REPLAY. Revivez le discours et les annonces d'Emmanuel Macron sur les "séparatismes" et la laïcité

Le chef de l'Etat a présenté les grandes lignes de la stratégie "La République en actes", qui vise à la fois à "défendre la République et ses valeurs et à lui faire respecter ses promesses d'égalité et d'émancipation".

Depuis la ville des Mureaux, dans les Yvelines, Emmanuel Macron a présenté vendredi 2 octobre son plan d'action pour lutter contre les "séparatismes". Le chef de l'Etat a dévoilé les grandes lignes de la stratégie "La République en actes", qui vise à la fois à "défendre la République et ses valeurs et à lui faire respecter ses promesses d'égalité et d'émancipation", selon l'Elysée. Un projet de loi sera débattu en Conseil des ministres le 9 décembre puis discuté au Parlement au premier semestre 2021.

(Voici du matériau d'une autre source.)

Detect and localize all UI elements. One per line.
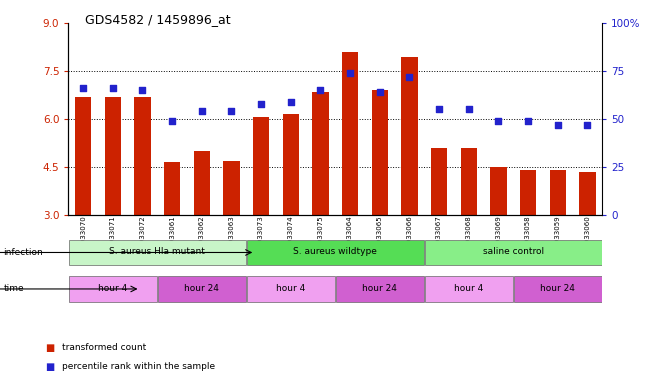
Point [374,89,385,95]
Bar [520,170,536,215]
Text: hour 4: hour 4 [98,284,128,293]
Text: hour 24: hour 24 [363,284,397,293]
Text: hour 24: hour 24 [540,284,575,293]
Point [315,87,326,93]
Point [434,106,444,113]
Bar [336,276,424,302]
Point [493,118,504,124]
Point [523,118,533,124]
Text: S. aureus Hla mutant: S. aureus Hla mutant [109,247,205,257]
Bar [247,240,424,265]
Bar [342,52,358,215]
Bar [134,97,150,215]
Point [404,74,415,80]
Text: transformed count: transformed count [62,343,146,352]
Bar [69,276,157,302]
Bar [69,240,245,265]
Point [345,70,355,76]
Bar [283,114,299,215]
Bar [164,162,180,215]
Bar [425,240,602,265]
Point [256,101,266,107]
Bar [425,276,512,302]
Bar [75,97,91,215]
Text: percentile rank within the sample: percentile rank within the sample [62,362,215,371]
Text: hour 4: hour 4 [454,284,483,293]
Point [197,108,207,114]
Text: time: time [3,285,24,293]
Bar [312,92,329,215]
Text: hour 24: hour 24 [184,284,219,293]
Text: ■: ■ [46,343,55,353]
Point [107,85,118,91]
Point [137,87,148,93]
Bar [514,276,602,302]
Point [167,118,177,124]
Bar [253,118,270,215]
Point [582,122,592,128]
Point [227,108,237,114]
Bar [431,148,447,215]
Bar [247,276,335,302]
Bar [158,276,245,302]
Bar [579,172,596,215]
Point [78,85,89,91]
Point [464,106,474,113]
Bar [105,97,121,215]
Text: S. aureus wildtype: S. aureus wildtype [294,247,377,257]
Bar [549,170,566,215]
Point [553,122,563,128]
Bar [193,151,210,215]
Text: infection: infection [3,248,43,257]
Bar [372,90,388,215]
Bar [223,161,240,215]
Bar [490,167,506,215]
Text: saline control: saline control [482,247,544,257]
Text: ■: ■ [46,362,55,372]
Bar [460,148,477,215]
Bar [401,57,417,215]
Text: GDS4582 / 1459896_at: GDS4582 / 1459896_at [85,13,230,26]
Point [286,99,296,105]
Text: hour 4: hour 4 [276,284,305,293]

Nouvelles règles pour l'école. L'instruction scolaire à domicile sera, à partir de la rentrée 2021, "strictement limitée, notamment aux impératifs de santé". Elle deviendra donc obligatoire au sein de l'école dès l'âge de 3 ans.

L'obligation de "neutralité" étendue aux délégataires du service public. "L'obligation de neutralité sera applicable aux agents publics dans le cadre, évidemment, de leur action. Mais surtout, elle sera étendue aux salariés des entreprises délégataires, ce qui n'était pas clairement le cas jusqu'alors", a annoncé le président.

Fin du système des "imams détachés" formés à l'étranger. "Nous allons nous mêmes former nos imams et palsmodieurs en France, et donc nous devons détacher ce lien qui est celui qu'on nomme de l'islam consulaire", a détaillé le chef de l’Etat. Les imams seront formés avec des formations labellisées, devront être certifiés et devront signer une charte dont le non-respect entraînera leur révocation.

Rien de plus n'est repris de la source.